Besides, research on CLA is sketchy at best, and given that you are a fitness enthusiast, you are probably already obtaining your Omega-3 and a good portion of daily vitamins through your existing diet and/or dedicated supplements which do those jobs perfectly fine already.
If I’m expected to give a “winner”, then I have to recommend you continue using whey protein over milk.
With the right supplement, you can reduce any price difference to a fractional amount, and the convenience of being able to hit your daily protein target without chopping into your carbs/fats too significantly has always been a big winner in my eyes.
There are exceptions to the rule, of course, because some whey protein manufacturers take the absolute piss. But on the whole, that’s the way to go.
However, we should not dismiss the muscle building benefits of milk.

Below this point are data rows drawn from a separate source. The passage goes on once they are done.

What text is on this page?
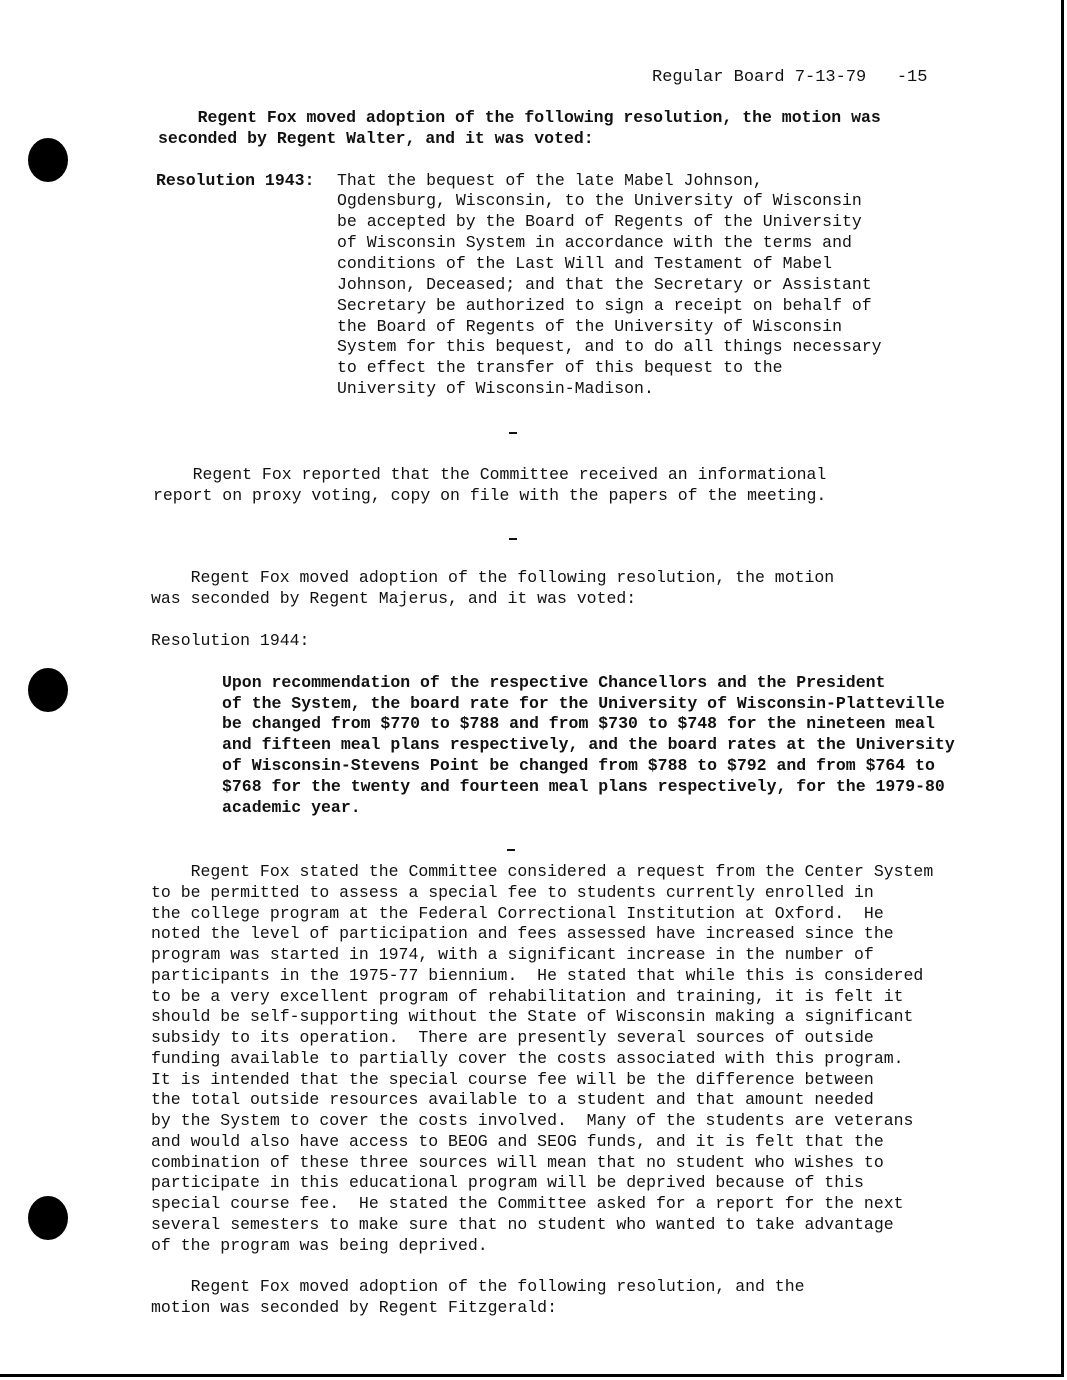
Regular Board 7-13-79   -15
Regent Fox moved adoption of the following resolution, the motion was
seconded by Regent Walter, and it was voted:
Resolution 1943: That the bequest of the late Mabel Johnson,
Ogdensburg, Wisconsin, to the University of Wisconsin
be accepted by the Board of Regents of the University
of Wisconsin System in accordance with the terms and
conditions of the Last Will and Testament of Mabel
Johnson, Deceased; and that the Secretary or Assistant
Secretary be authorized to sign a receipt on behalf of
the Board of Regents of the University of Wisconsin
System for this bequest, and to do all things necessary
to effect the transfer of this bequest to the
University of Wisconsin-Madison.
Regent Fox reported that the Committee received an informational
report on proxy voting, copy on file with the papers of the meeting.
Regent Fox moved adoption of the following resolution, the motion
was seconded by Regent Majerus, and it was voted:
Resolution 1944:
Upon recommendation of the respective Chancellors and the President
of the System, the board rate for the University of Wisconsin-Platteville
be changed from $770 to $788 and from $730 to $748 for the nineteen meal
and fifteen meal plans respectively, and the board rates at the University
of Wisconsin-Stevens Point be changed from $788 to $792 and from $764 to
$768 for the twenty and fourteen meal plans respectively, for the 1979-80
academic year.
Regent Fox stated the Committee considered a request from the Center System
to be permitted to assess a special fee to students currently enrolled in
the college program at the Federal Correctional Institution at Oxford.  He
noted the level of participation and fees assessed have increased since the
program was started in 1974, with a significant increase in the number of
participants in the 1975-77 biennium.  He stated that while this is considered
to be a very excellent program of rehabilitation and training, it is felt it
should be self-supporting without the State of Wisconsin making a significant
subsidy to its operation.  There are presently several sources of outside
funding available to partially cover the costs associated with this program.
It is intended that the special course fee will be the difference between
the total outside resources available to a student and that amount needed
by the System to cover the costs involved.  Many of the students are veterans
and would also have access to BEOG and SEOG funds, and it is felt that the
combination of these three sources will mean that no student who wishes to
participate in this educational program will be deprived because of this
special course fee.  He stated the Committee asked for a report for the next
several semesters to make sure that no student who wanted to take advantage
of the program was being deprived.
Regent Fox moved adoption of the following resolution, and the
motion was seconded by Regent Fitzgerald:
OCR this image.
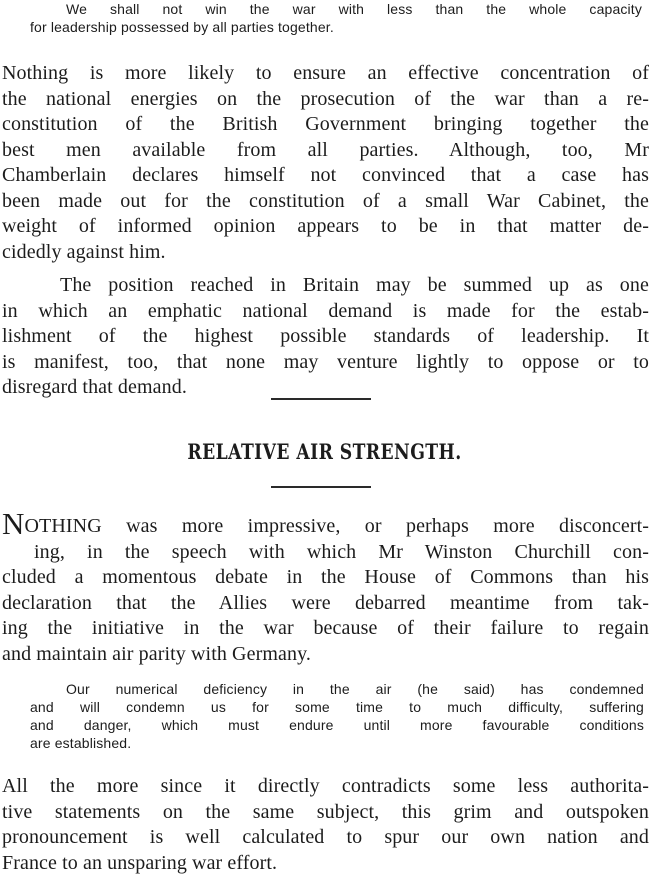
We shall not win the war with less than the whole capacity
for leadership possessed by all parties together.
Nothing is more likely to ensure an effective concentration of
the national energies on the prosecution of the war than a re-
constitution of the British Government bringing together the
best men available from all parties. Although, too, Mr
Chamberlain declares himself not convinced that a case has
been made out for the constitution of a small War Cabinet, the
weight of informed opinion appears to be in that matter de-
cidedly against him.
The position reached in Britain may be summed up as one
in which an emphatic national demand is made for the estab-
lishment of the highest possible standards of leadership. It
is manifest, too, that none may venture lightly to oppose or to
disregard that demand.
RELATIVE AIR STRENGTH.
NOTHING was more impressive, or perhaps more disconcert-
ing, in the speech with which Mr Winston Churchill con-
cluded a momentous debate in the House of Commons than his
declaration that the Allies were debarred meantime from tak-
ing the initiative in the war because of their failure to regain
and maintain air parity with Germany.
Our numerical deficiency in the air (he said) has condemned
and will condemn us for some time to much difficulty, suffering
and danger, which must endure until more favourable conditions
are established.
All the more since it directly contradicts some less authorita-
tive statements on the same subject, this grim and outspoken
pronouncement is well calculated to spur our own nation and
France to an unsparing war effort.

Milk is indeed one of the best ways to get your post-workout nutrition if you have run out of whey! I see too many people skip their post-workout recovery shake when they could just have a drink of the cold white stuff.
If you really wanted to experiment with using milk for muscle growth, the smart way would be to substitute your post-workout shake for a 600ml serving of milk (as detailed above) and keep your whey protein for any other times of the day.
The 30 grams of carbohydrates will come in very handy after a hard training session, meaning you get all of the benefits and none of the potential drawbacks.
When tasked to do the job of a post-workout bodybuilding supplement, it’ll get it done. Because Facundo.